Researchers from the University of Texas at Austin have found that regular exercise can lead people to make healthier food choices overall.
The study, published in the International Journal of Obesity, followed 2,680 adults who neither exercised regularly nor dieted.
After 15 weeks of consistent aerobic workouts, researchers reported that the once-sedentary participants were more likely to reach for fruits and veggies instead of fried foods and sodas.
“People often think that if you start exercising, [you] will feel more hungry and you will offset your work,” Molly Bray, chair of UT’s department of nutritional sciences and lead author of the study, tells The Post. “But the data doesn’t support at all . . . There is a nice consequence of being physically active.”
Participants aged 18 to 35 hit the gym for 30 minutes of intense aerobic activity on stationary bikes, treadmills or elliptical machines three times a week.
They were instructed to not tinker with their diet — but researchers found that their cravings naturally shifted from the takeout window to the produce aisle.

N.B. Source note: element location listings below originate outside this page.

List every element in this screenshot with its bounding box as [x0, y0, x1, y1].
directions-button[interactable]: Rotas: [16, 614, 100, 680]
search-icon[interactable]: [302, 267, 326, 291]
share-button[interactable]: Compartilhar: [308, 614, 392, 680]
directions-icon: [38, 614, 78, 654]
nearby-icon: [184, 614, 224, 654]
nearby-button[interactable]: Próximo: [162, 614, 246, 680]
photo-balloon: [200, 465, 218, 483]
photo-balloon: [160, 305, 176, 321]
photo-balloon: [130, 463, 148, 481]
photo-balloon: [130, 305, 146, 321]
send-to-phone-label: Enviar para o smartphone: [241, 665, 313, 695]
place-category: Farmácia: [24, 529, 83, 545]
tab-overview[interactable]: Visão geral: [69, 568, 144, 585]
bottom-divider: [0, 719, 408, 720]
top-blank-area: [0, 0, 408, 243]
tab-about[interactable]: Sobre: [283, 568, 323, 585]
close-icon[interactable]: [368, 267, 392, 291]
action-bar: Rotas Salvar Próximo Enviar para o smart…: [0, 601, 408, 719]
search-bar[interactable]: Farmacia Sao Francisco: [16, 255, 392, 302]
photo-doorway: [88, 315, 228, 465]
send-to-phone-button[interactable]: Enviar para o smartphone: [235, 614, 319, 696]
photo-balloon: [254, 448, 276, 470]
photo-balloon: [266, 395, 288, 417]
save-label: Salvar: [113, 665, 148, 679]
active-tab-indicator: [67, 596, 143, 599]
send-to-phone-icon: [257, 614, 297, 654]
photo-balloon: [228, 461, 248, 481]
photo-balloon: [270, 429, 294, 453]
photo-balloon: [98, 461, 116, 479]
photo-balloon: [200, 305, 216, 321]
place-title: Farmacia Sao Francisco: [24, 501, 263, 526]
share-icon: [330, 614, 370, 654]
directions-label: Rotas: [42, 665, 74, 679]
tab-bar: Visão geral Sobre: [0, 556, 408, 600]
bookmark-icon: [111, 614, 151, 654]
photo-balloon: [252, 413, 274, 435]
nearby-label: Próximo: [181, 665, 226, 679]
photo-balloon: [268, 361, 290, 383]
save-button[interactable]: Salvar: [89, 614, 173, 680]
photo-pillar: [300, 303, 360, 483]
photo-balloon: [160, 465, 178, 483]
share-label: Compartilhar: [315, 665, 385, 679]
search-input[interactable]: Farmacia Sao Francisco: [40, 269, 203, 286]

“I think it’s a combination of conscious and unconscious,” says Bray of the dietary shift. “They find they are more capable than they thought, and it enables them to make other healthy changes.” Although the study doesn’t delve into the reasoning behind the change, she thinks it’s possible that the biological impact of exercise matters too, especially because working out can increase “feel-good” chemicals in your brain, such as dopamine or serotonin.
The findings resonate with 39-year-old Jacob Harb, who recently left a travel-packed job as a Porsche executive to open a restaurant, Yara, in Midtown.

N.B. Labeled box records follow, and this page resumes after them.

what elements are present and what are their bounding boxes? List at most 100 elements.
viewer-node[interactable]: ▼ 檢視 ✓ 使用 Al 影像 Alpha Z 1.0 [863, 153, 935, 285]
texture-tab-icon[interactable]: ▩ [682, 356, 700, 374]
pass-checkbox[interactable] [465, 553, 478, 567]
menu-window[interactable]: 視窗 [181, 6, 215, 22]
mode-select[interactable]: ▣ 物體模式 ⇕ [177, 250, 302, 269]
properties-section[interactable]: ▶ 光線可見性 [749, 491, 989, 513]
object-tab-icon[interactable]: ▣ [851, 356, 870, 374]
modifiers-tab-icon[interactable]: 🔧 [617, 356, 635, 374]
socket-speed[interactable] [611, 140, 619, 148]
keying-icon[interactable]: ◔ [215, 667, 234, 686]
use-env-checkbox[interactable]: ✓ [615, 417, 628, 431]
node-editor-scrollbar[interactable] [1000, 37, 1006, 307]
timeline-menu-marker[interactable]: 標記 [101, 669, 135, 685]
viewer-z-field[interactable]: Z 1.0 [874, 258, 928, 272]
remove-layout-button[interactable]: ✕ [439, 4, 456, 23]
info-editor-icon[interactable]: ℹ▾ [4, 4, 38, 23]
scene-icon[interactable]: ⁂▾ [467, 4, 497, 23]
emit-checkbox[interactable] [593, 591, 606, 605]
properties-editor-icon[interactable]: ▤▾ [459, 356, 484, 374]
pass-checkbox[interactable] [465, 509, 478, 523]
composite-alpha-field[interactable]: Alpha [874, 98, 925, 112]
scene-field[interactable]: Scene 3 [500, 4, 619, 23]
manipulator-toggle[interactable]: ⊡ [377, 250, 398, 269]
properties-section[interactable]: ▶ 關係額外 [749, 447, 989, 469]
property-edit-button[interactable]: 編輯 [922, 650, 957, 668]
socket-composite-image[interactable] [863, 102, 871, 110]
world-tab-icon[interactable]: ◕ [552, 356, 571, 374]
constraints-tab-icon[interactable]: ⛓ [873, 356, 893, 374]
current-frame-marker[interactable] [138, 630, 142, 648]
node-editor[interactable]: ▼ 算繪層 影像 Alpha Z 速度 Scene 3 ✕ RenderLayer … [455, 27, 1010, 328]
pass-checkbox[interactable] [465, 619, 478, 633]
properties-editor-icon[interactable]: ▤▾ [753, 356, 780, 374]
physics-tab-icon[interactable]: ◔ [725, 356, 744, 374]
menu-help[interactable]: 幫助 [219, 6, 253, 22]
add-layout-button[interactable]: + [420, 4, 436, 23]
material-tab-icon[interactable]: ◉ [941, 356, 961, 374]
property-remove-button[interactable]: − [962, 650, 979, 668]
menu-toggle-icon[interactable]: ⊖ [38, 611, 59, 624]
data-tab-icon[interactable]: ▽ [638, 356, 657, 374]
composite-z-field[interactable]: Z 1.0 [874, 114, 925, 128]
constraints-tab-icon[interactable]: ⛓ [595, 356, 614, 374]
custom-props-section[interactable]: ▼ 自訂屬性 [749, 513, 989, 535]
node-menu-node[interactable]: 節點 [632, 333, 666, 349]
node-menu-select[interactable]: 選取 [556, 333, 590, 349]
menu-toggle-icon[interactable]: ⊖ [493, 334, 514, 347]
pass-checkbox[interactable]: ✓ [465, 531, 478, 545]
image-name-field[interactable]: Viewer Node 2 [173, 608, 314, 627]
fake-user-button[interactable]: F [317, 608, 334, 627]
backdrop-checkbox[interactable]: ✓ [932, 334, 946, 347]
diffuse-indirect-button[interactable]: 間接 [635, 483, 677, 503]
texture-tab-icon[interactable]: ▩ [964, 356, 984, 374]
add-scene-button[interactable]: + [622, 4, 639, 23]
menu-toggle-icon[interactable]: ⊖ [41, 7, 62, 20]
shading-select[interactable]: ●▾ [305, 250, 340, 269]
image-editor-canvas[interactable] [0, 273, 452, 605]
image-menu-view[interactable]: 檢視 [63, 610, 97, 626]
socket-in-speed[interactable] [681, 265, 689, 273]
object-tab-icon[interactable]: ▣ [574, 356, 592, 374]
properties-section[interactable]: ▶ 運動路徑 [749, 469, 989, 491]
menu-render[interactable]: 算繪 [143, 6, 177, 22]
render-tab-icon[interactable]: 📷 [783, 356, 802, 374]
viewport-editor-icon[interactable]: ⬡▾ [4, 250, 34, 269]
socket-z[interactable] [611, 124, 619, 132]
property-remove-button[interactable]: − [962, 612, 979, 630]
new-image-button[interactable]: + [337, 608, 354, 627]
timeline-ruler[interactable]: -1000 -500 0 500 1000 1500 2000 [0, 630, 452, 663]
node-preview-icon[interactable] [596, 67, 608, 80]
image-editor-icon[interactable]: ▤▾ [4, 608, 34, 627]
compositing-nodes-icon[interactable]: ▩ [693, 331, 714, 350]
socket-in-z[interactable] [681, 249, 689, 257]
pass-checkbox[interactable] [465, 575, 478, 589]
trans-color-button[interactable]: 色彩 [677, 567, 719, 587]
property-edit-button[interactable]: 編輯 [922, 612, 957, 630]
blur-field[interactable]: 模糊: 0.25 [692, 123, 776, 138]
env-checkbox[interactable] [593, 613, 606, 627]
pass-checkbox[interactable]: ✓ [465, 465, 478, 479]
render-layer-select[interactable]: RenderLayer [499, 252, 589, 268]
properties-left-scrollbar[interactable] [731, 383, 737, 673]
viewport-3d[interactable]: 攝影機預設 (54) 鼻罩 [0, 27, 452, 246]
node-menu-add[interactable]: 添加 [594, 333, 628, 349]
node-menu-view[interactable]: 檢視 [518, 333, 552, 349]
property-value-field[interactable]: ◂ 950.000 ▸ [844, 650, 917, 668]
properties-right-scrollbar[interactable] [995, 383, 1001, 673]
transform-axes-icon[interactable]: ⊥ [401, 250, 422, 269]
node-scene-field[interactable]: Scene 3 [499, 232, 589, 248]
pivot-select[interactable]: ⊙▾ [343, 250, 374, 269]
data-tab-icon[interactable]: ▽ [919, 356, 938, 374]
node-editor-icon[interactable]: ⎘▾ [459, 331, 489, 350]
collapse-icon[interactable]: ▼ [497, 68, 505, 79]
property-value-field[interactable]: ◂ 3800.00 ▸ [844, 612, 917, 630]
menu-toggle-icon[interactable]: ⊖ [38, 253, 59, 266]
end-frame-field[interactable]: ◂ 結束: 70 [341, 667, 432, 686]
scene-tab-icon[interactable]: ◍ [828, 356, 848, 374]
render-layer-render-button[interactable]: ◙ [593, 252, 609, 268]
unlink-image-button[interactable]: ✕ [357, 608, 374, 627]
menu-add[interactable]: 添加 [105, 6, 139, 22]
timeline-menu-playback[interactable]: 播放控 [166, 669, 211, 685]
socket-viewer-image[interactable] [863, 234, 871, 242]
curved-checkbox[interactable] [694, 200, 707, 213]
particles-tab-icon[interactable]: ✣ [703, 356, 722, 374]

Not exercising “starts to infringe on your decision making,” says the Hell’s Kitchen resident, who says he found himself snacking on chips when he couldn’t squeeze in workouts. “There were weeks that I had to force myself to the gym to get back on track.”
Now that his hours are less crazy, Harb is finding it easier to stick to his regular routine — yoga, sprints and weights — and to his Mediterranean-focused diet.
“It’s good to have this validated with research,” says Harb.
Bray says the findings should change how we, as a society, approach nutrition and overall health.
“People focus a lot on dieting and deprivation,” says Bray. “I think if you said, ‘Introduce this aspect into your routine,’ rather than, ‘Take this aspect away from your life,’ it might resonate more.”